東京カメラ部株式会社 / 代表取締役CEO
なぜSNSが分断の震源地となるのか 解決のヒントを探る1冊
日経BOOKプラスさんでの連載2回目が公開となりました。 今回は、『ストーリーが世界を滅ぼす 物語があなたの脳を操作する』 (ジョナサン・ゴットシャル著/月谷真紀訳/東洋経済新報社)です。昨年読んだ本の中で、かなりオススメの本です。

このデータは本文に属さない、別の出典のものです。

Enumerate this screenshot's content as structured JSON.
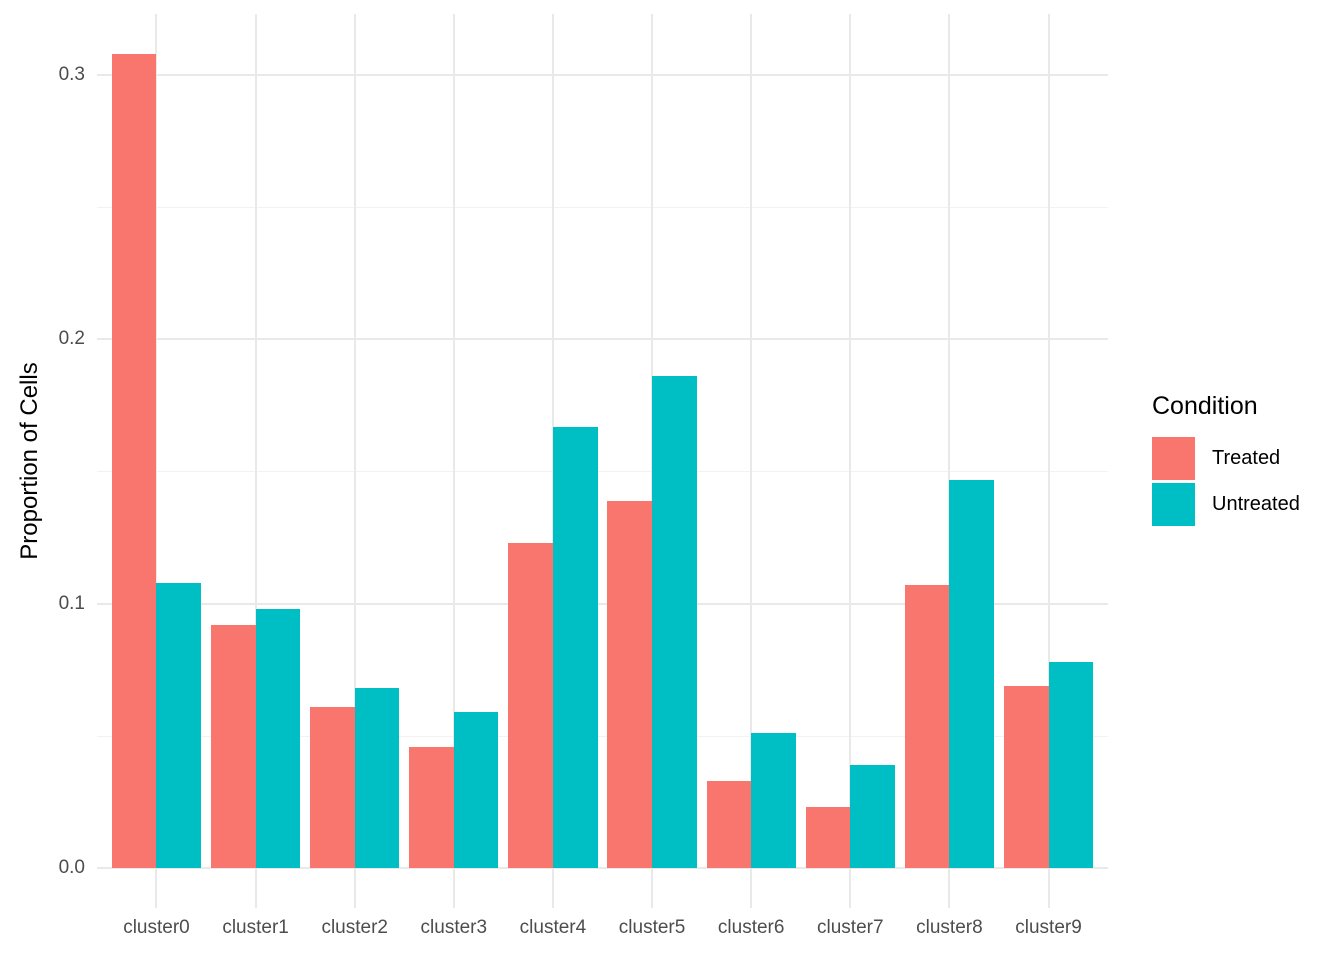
{
  "chart_data": {
    "type": "bar",
    "bar_grouping": "dodge",
    "title": "",
    "xlabel": "",
    "ylabel": "Proportion of Cells",
    "categories": [
      "cluster0",
      "cluster1",
      "cluster2",
      "cluster3",
      "cluster4",
      "cluster5",
      "cluster6",
      "cluster7",
      "cluster8",
      "cluster9"
    ],
    "series": [
      {
        "name": "Treated",
        "color": "#F8766D",
        "values": [
          0.308,
          0.092,
          0.061,
          0.046,
          0.123,
          0.139,
          0.033,
          0.023,
          0.107,
          0.069
        ]
      },
      {
        "name": "Untreated",
        "color": "#00BFC4",
        "values": [
          0.108,
          0.098,
          0.068,
          0.059,
          0.167,
          0.186,
          0.051,
          0.039,
          0.147,
          0.078
        ]
      }
    ],
    "legend": {
      "title": "Condition",
      "position": "right"
    },
    "y_ticks": [
      {
        "value": 0.0,
        "label": "0.0"
      },
      {
        "value": 0.1,
        "label": "0.1"
      },
      {
        "value": 0.2,
        "label": "0.2"
      },
      {
        "value": 0.3,
        "label": "0.3"
      }
    ],
    "y_ticks_minor": [
      0.05,
      0.15,
      0.25
    ],
    "ylim": [
      -0.015,
      0.323
    ],
    "grid": true,
    "grid_major_color": "#E9E9E9",
    "grid_minor_color": "#F2F2F2",
    "background_color": "#FFFFFF",
    "tick_text_color": "#4D4D4D"
  }
}
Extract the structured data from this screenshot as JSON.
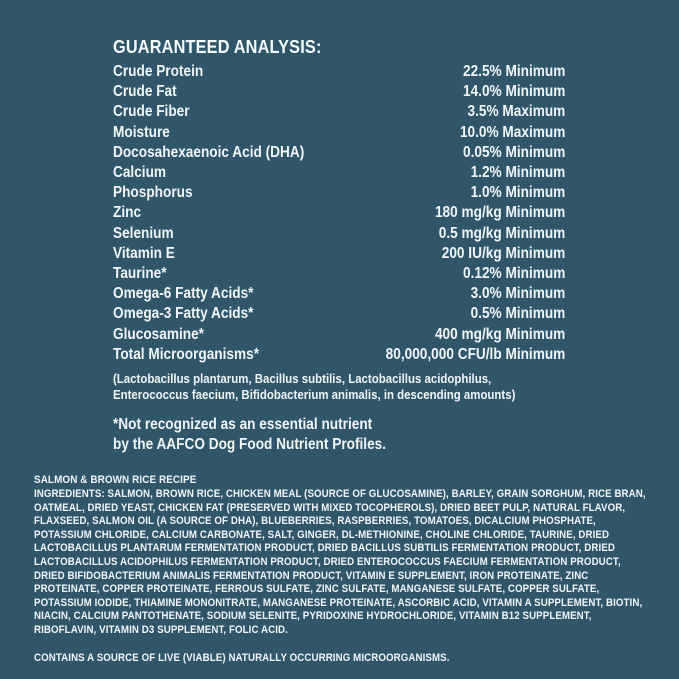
{
  "panel": {
    "background_color": "#30566a",
    "text_color": "#f2f5f6"
  },
  "guaranteed_analysis": {
    "title": "GUARANTEED ANALYSIS:",
    "rows": [
      {
        "label": "Crude Protein",
        "value": "22.5% Minimum"
      },
      {
        "label": "Crude Fat",
        "value": "14.0% Minimum"
      },
      {
        "label": "Crude Fiber",
        "value": "3.5% Maximum"
      },
      {
        "label": "Moisture",
        "value": "10.0% Maximum"
      },
      {
        "label": "Docosahexaenoic Acid (DHA)",
        "value": "0.05% Minimum"
      },
      {
        "label": "Calcium",
        "value": "1.2% Minimum"
      },
      {
        "label": "Phosphorus",
        "value": "1.0% Minimum"
      },
      {
        "label": "Zinc",
        "value": "180 mg/kg Minimum"
      },
      {
        "label": "Selenium",
        "value": "0.5 mg/kg Minimum"
      },
      {
        "label": "Vitamin E",
        "value": "200 IU/kg Minimum"
      },
      {
        "label": "Taurine*",
        "value": "0.12% Minimum"
      },
      {
        "label": "Omega-6 Fatty Acids*",
        "value": "3.0% Minimum"
      },
      {
        "label": "Omega-3 Fatty Acids*",
        "value": "0.5% Minimum"
      },
      {
        "label": "Glucosamine*",
        "value": "400 mg/kg Minimum"
      },
      {
        "label": "Total Microorganisms*",
        "value": "80,000,000 CFU/lb Minimum"
      }
    ],
    "microorganisms_note_line1": "(Lactobacillus plantarum, Bacillus subtilis, Lactobacillus acidophilus,",
    "microorganisms_note_line2": "Enterococcus faecium, Bifidobacterium animalis, in descending amounts)",
    "footnote_line1": "*Not recognized as an essential nutrient",
    "footnote_line2": "by the AAFCO Dog Food Nutrient Profiles."
  },
  "recipe": {
    "name": "SALMON & BROWN RICE RECIPE",
    "ingredients_label": "INGREDIENTS:",
    "ingredients_text": " SALMON, BROWN RICE, CHICKEN MEAL (SOURCE OF GLUCOSAMINE), BARLEY, GRAIN SORGHUM, RICE BRAN, OATMEAL, DRIED YEAST, CHICKEN FAT (PRESERVED WITH MIXED TOCOPHEROLS), DRIED BEET PULP, NATURAL FLAVOR, FLAXSEED, SALMON OIL (A SOURCE OF DHA), BLUEBERRIES, RASPBERRIES, TOMATOES, DICALCIUM PHOSPHATE, POTASSIUM CHLORIDE, CALCIUM CARBONATE, SALT, GINGER, DL-METHIONINE, CHOLINE CHLORIDE, TAURINE, DRIED LACTOBACILLUS PLANTARUM FERMENTATION PRODUCT, DRIED BACILLUS SUBTILIS FERMENTATION PRODUCT, DRIED LACTOBACILLUS ACIDOPHILUS FERMENTATION PRODUCT, DRIED ENTEROCOCCUS FAECIUM FERMENTATION PRODUCT, DRIED BIFIDOBACTERIUM ANIMALIS FERMENTATION PRODUCT, VITAMIN E SUPPLEMENT, IRON PROTEINATE, ZINC PROTEINATE, COPPER PROTEINATE, FERROUS SULFATE, ZINC SULFATE, MANGANESE SULFATE, COPPER SULFATE, POTASSIUM IODIDE, THIAMINE MONONITRATE, MANGANESE PROTEINATE, ASCORBIC ACID, VITAMIN A SUPPLEMENT, BIOTIN, NIACIN, CALCIUM PANTOTHENATE, SODIUM SELENITE, PYRIDOXINE HYDROCHLORIDE, VITAMIN B12 SUPPLEMENT, RIBOFLAVIN, VITAMIN D3 SUPPLEMENT, FOLIC ACID.",
    "contains_note": "CONTAINS A SOURCE OF LIVE (VIABLE) NATURALLY OCCURRING MICROORGANISMS."
  }
}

特に、昨今のインターネット上での 炎上 陰謀論 ポスト・トゥルース(脱真実) 社会の分断 について問題意識をお持ちの方には、原因や解決策について考える上で、多様な視点を提供してくれる貴重な本だと思います。 なお、この本で驚いたことの一つは、 学術界は「イデオロギー上のバイアス」が顕著であり、「集団分極化」が生まれていて、「禁じられた問いを発すると、寄ってたかって非難し、発言の機会を与えず、キャンセルし、排斥する」。その結果として、このバイアスが進み、科学に対する大衆の信頼を損なわせている。 と、自らも学術界に身をおくジョナサン・ゴットシャルが、社会の分断を防ぐプレヤーとして学術界に期待を寄せつつも、学術界には厳しい課題があることを指摘していた点です。これはなかなか勇気がある発言ですよね…。正直、わたしにはとてもできません。 最後にタイトルにSNSが入っているため補足です。 最近SNSは社会分断の原因のように言われ悪役視されることが多いように感じていますが、SNSによって救われた、救われている人を多数知っている私には悪とは思えません。SNSはあくまでもツールに過ぎず、我々の使い方の問題であると思うのです。 もちろん、SNS側でできる工夫がないとは思いませんし、そうした努力をプラットフォーマーには続けていただきたいと願っています。しかし、我々はそこまで馬鹿じゃない。課題はありますが、新しいツールを使いこなす、それだけの知性、理性、感性をわたしたちは持っていると信じています。